By
The Associated Press
WASHINGTON - President Clinton signed the China trade bill yesterday, a
hard-fought victory for the White House that promises to open markets in
the communist country to billions of dollars in U.S. goods and services.
Even as he signed the bill, the president was dispatching U.S. Trade Representative Charlene Barshefsky to Beijing yesterday night to nudge the Chinese to complete its agreements to join the World Trade Organization.
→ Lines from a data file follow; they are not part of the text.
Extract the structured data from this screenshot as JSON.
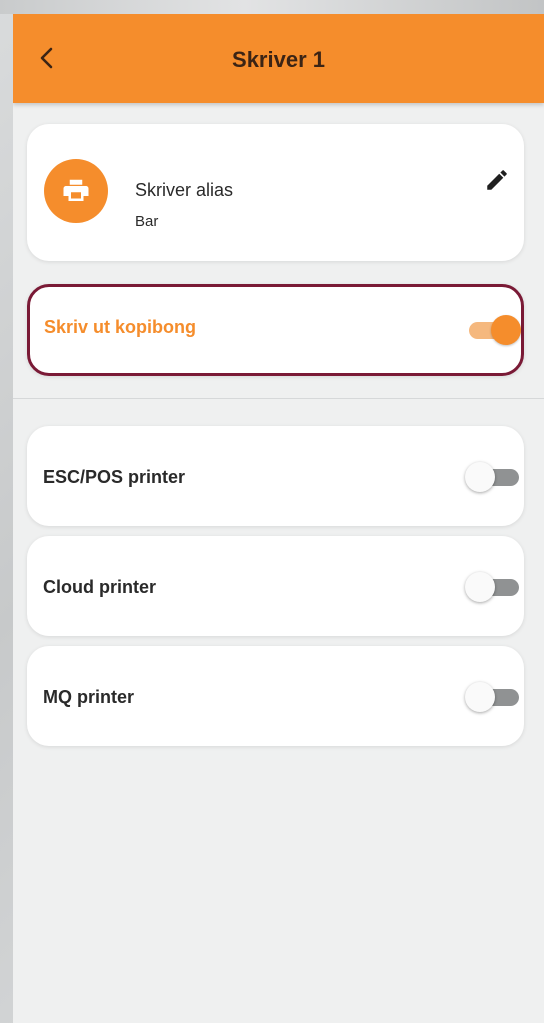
{
  "appbar": {
    "title": "Skriver 1",
    "back_icon": "chevron-left-icon"
  },
  "alias": {
    "title": "Skriver alias",
    "value": "Bar",
    "icon": "printer-icon",
    "edit_icon": "pencil-icon"
  },
  "copy_receipt": {
    "label": "Skriv ut kopibong",
    "enabled": true
  },
  "printer_types": [
    {
      "label": "ESC/POS printer",
      "enabled": false
    },
    {
      "label": "Cloud printer",
      "enabled": false
    },
    {
      "label": "MQ printer",
      "enabled": false
    }
  ],
  "colors": {
    "accent": "#f58d2c",
    "title_text": "#3b2415",
    "highlight_border": "#7a1a36"
  }
}
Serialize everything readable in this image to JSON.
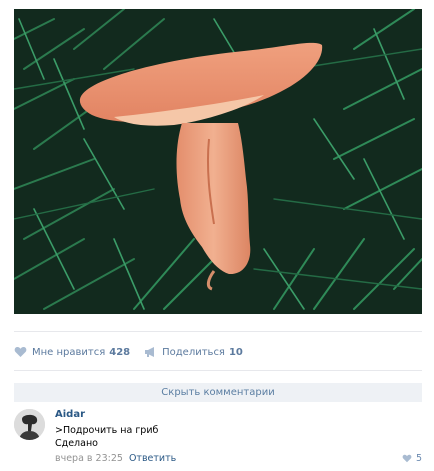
{
  "post": {
    "photo_icon": "mushroom-photo"
  },
  "actions": {
    "like_label": "Мне нравится",
    "like_count": "428",
    "share_label": "Поделиться",
    "share_count": "10"
  },
  "comments": {
    "hide_label": "Скрыть комментарии",
    "items": [
      {
        "author": "Aidar",
        "line1": ">Подрочить на гриб",
        "line2": "Сделано",
        "time": "вчера в 23:25",
        "reply_label": "Ответить",
        "likes": "5"
      }
    ]
  },
  "colors": {
    "accent": "#5c7a9e",
    "link": "#2a5885",
    "mushroom": "#e79a78",
    "grass": "#1f5e3a"
  }
}
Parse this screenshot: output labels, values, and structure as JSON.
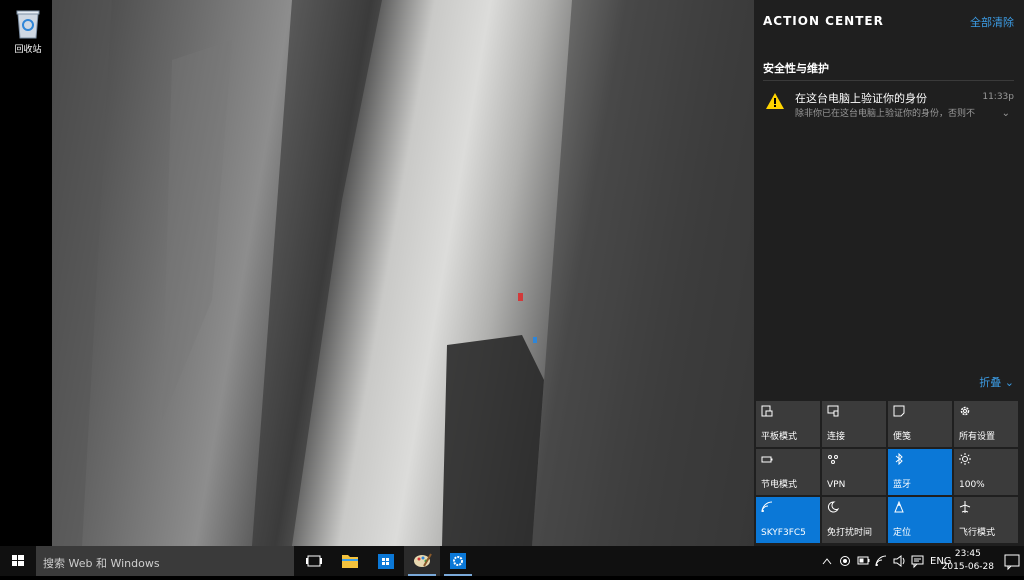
{
  "desktop": {
    "recycle_bin_label": "回收站"
  },
  "action_center": {
    "title": "ACTION CENTER",
    "clear_all": "全部清除",
    "group_title": "安全性与维护",
    "notification": {
      "title": "在这台电脑上验证你的身份",
      "body": "除非你已在这台电脑上验证你的身份，否则不",
      "time": "11:33p",
      "icon": "warning-icon"
    },
    "collapse_label": "折叠",
    "tiles": [
      {
        "label": "平板模式",
        "icon": "tablet-mode-icon",
        "active": false
      },
      {
        "label": "连接",
        "icon": "connect-icon",
        "active": false
      },
      {
        "label": "便笺",
        "icon": "note-icon",
        "active": false
      },
      {
        "label": "所有设置",
        "icon": "gear-icon",
        "active": false
      },
      {
        "label": "节电模式",
        "icon": "battery-saver-icon",
        "active": false
      },
      {
        "label": "VPN",
        "icon": "vpn-icon",
        "active": false
      },
      {
        "label": "蓝牙",
        "icon": "bluetooth-icon",
        "active": true
      },
      {
        "label": "100%",
        "icon": "brightness-icon",
        "active": false
      },
      {
        "label": "SKYF3FC5",
        "icon": "wifi-icon",
        "active": true
      },
      {
        "label": "免打扰时间",
        "icon": "moon-icon",
        "active": false
      },
      {
        "label": "定位",
        "icon": "location-icon",
        "active": true
      },
      {
        "label": "飞行模式",
        "icon": "airplane-icon",
        "active": false
      }
    ]
  },
  "taskbar": {
    "search_placeholder": "搜索 Web 和 Windows",
    "language": "ENG",
    "time": "23:45",
    "date": "2015-06-28"
  },
  "colors": {
    "accent": "#0b78d7",
    "link": "#3c9ce5",
    "panel": "#1f1f1f",
    "tile": "#3b3b3b",
    "warning": "#ffd400"
  }
}
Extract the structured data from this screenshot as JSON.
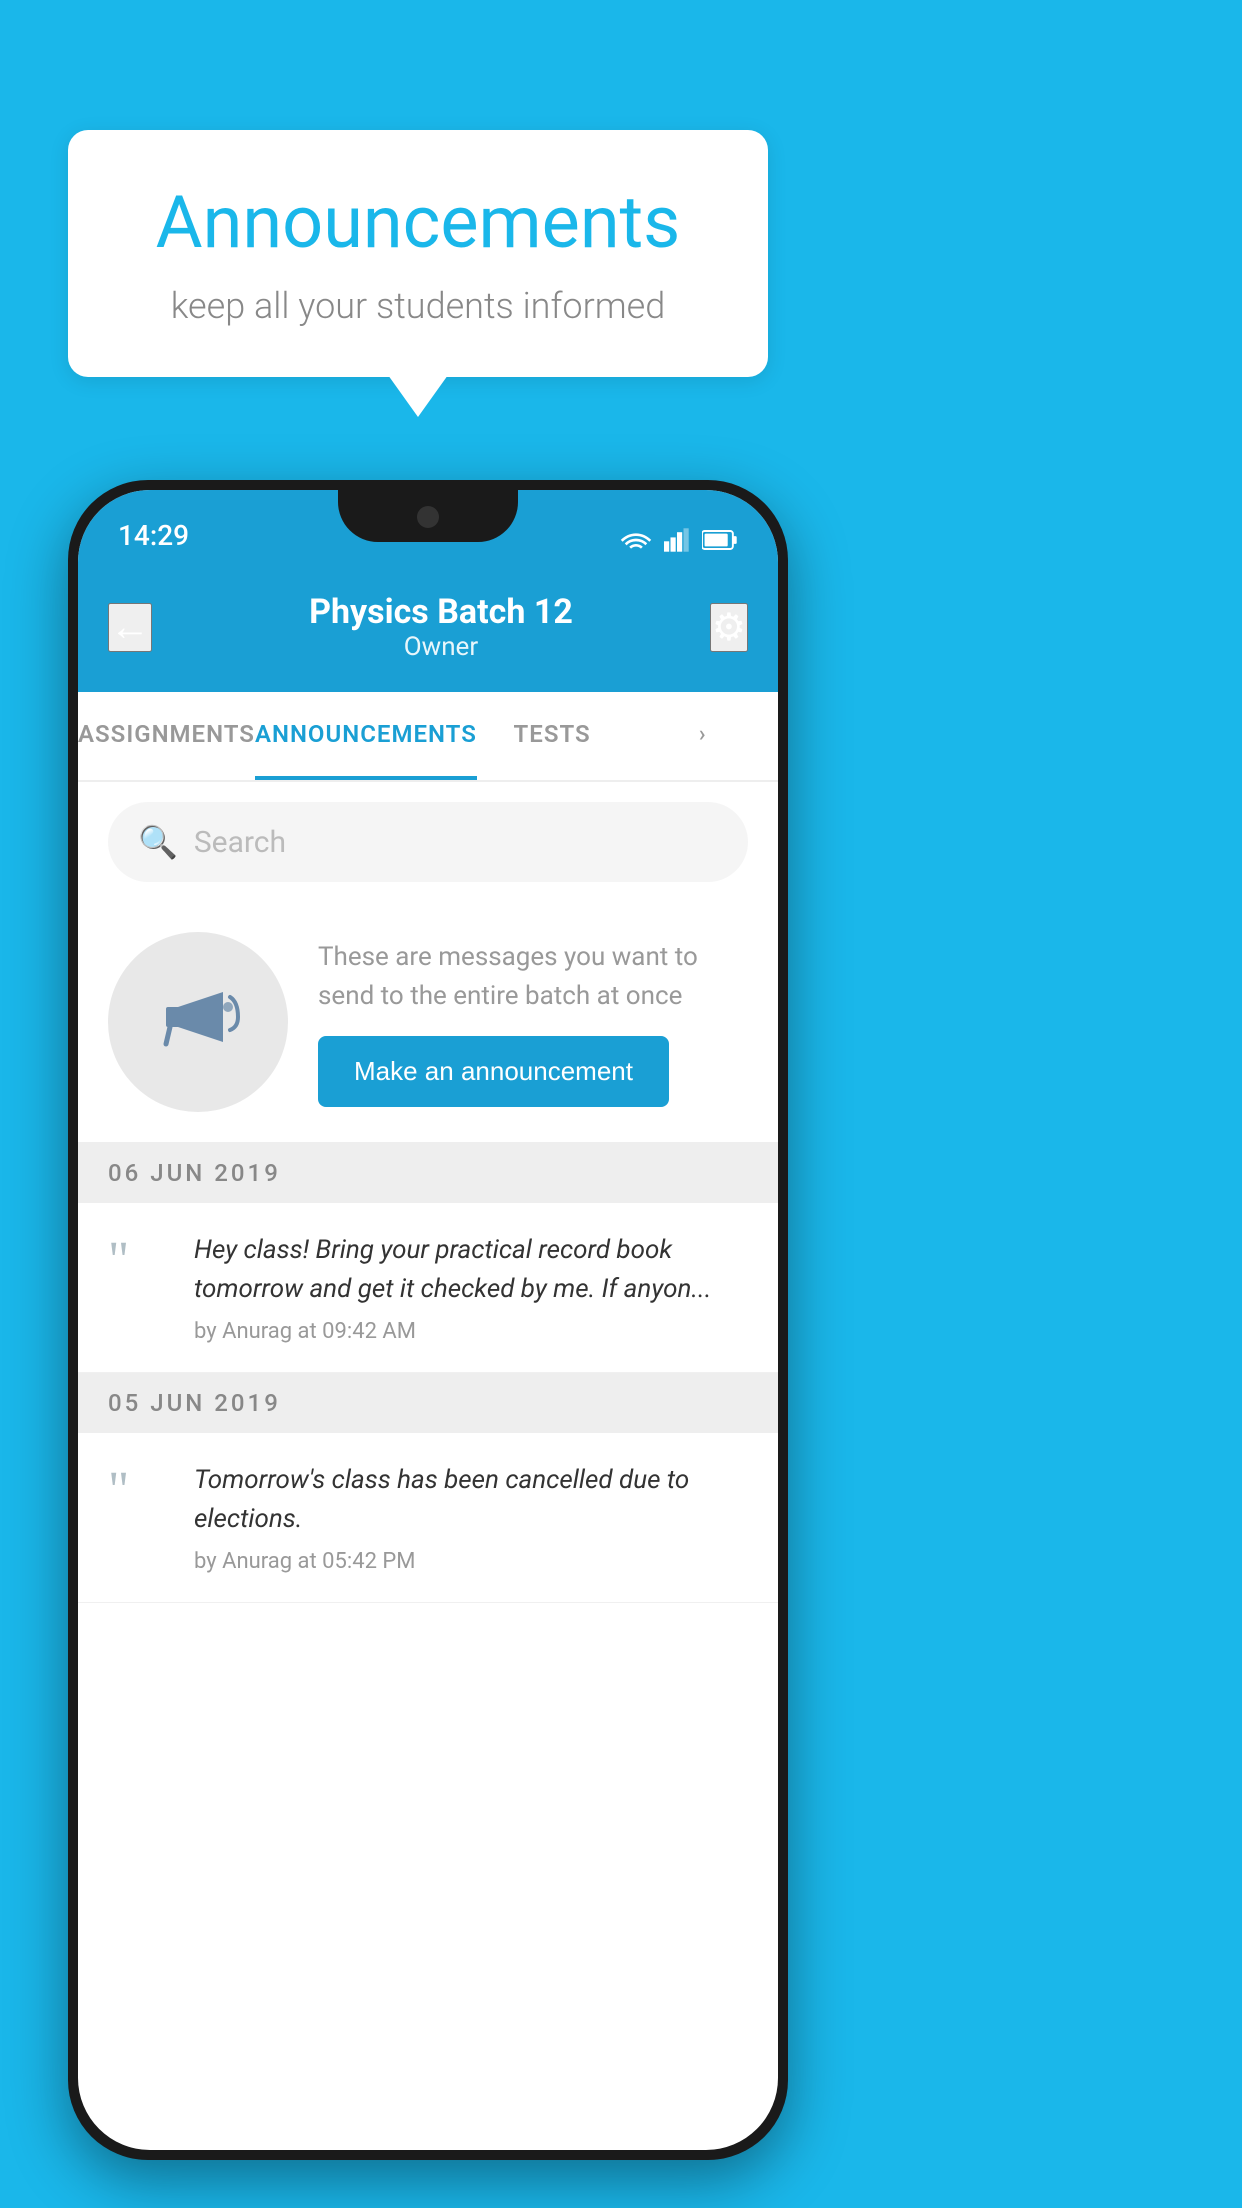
{
  "page": {
    "bg_color": "#1ab7ea"
  },
  "bubble": {
    "title": "Announcements",
    "subtitle": "keep all your students informed"
  },
  "phone": {
    "status_bar": {
      "time": "14:29"
    },
    "app_bar": {
      "title": "Physics Batch 12",
      "subtitle": "Owner",
      "back_label": "←",
      "gear_label": "⚙"
    },
    "tabs": [
      {
        "label": "ASSIGNMENTS",
        "active": false
      },
      {
        "label": "ANNOUNCEMENTS",
        "active": true
      },
      {
        "label": "TESTS",
        "active": false
      },
      {
        "label": "›",
        "active": false
      }
    ],
    "search": {
      "placeholder": "Search"
    },
    "promo": {
      "description": "These are messages you want to send to the entire batch at once",
      "button_label": "Make an announcement"
    },
    "announcements": [
      {
        "date": "06  JUN  2019",
        "text": "Hey class! Bring your practical record book tomorrow and get it checked by me. If anyon...",
        "meta": "by Anurag at 09:42 AM"
      },
      {
        "date": "05  JUN  2019",
        "text": "Tomorrow's class has been cancelled due to elections.",
        "meta": "by Anurag at 05:42 PM"
      }
    ]
  }
}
Talks are stalled as China backpedals on details of its trade accords with the
United States and other nations.
"Our work is not over when I sign the bill. China still must complete its WTO accession agreements," Clinton said. “But when it happens, China will open its
markets to American products from wheat to cars to consulting services, and our
companies will be far more able to sell goods without moving facilities or
investments there.” Clinton was joined at the ceremony on the South Lawn by several members of the cabinet and about 50 Republican and Democratic lawmakers. The measure
passed the House 237-197 on May 24 after much arm-twisting by the White
House. It easily passed the Senate, 83-15, on Sept. 19.
Not all Republicans disagreed with the president. Not all Democrats
agreed.
"In case you’ve all forgotten, this thing was hard to pass," Clinton
joked. "This was a lot of trouble."
The measure establishes permanent trade relations with China. The United
States had to scrap its annual review of China’s trade privileges in order for U.S.
exporters to gain the benefits of China’s lower barriers.
Labor, conservative groups and human rights campaigners argued that the annual review gave the United States a chance each year to pressure China on human rights, trade practices and weapons exports.
Clinton maintained that opening markets to U.S. goods and services and strengthening U.S.-China relations would ease the way toward economic freedom for China's more than 1 billion people.
"Nothing, nothing can enhance the prospects of peace and the prospects of
a very different 21st century like having China take the right path into
the future," Clinton said.
The bill still drew controversy as Clinton signed.
Rep. Peter DeFazio, D-Ore., said the signing ceremony should have been a wake to mourn the loss of U.S. jobs and complete capitulation of U.S. interests
to communist dictators in Beijing.
"Let’s not kid ourselves. PNTR (permanent normal trade relations) with China was never about expanding U.S. exports to the Chinese,” he said yesterday
on the House floor. “It was about access by large multinational corporations to a
low-wage, brutalized labor force of 1.3 billion people in a country with lax environmental standards."
The legislation grew out of a U.S.-Chinese agreement last fall under which China, as a condition for entering the WTO, agreed to open its markets and reduce tariffs. China must now make good on that agreement, Rep. Bill Archer, R-Texas, said.
"China now must measure up to its responsibilities to meet the requirements to enter the WTO," said Archer, chairman of the House Ways and Means Committee. "Only then will this historic legislation become a reality."
After it enters the WTO, China’s tariffs on U.S.-made goods will drop from an overall average of 25 percent to 9 percent by 2005. For agriculture alone, the White House estimates that China's accession into WTO would result in $2 billion a year in additional U.S. agricultural exports by 2005.
Negotiations at the WTO's Geneva headquarters stalled recently after three weeks of discussions in which the Chinese negotiators appeared to be backtracking on agreements.
Increased competition inside China is expected to result in massive layoffs, especially in state-run companies. And trade analysts believe the reason that China is balking to adhering to some of its agreements is that hard-liners in the
Chinese government opposed are arguing that the trade concessions are too costly.
"I think reality is beginning to set in for some of the businesses in China. They realize they’re going to have to open up a lot more than they really realized," said Sen. Max Baucus, D-Mont., a chief sponsor of the trade bill. He wrote a letter yesterday to Chinese President Jiang Zemin to urge him to do what’s needed to join the WTO.
"China has virtually stopped negotiations at this point," Baucus said.
"We thought it would be a slow process, but we didn’t think China would drag its heels so deeply."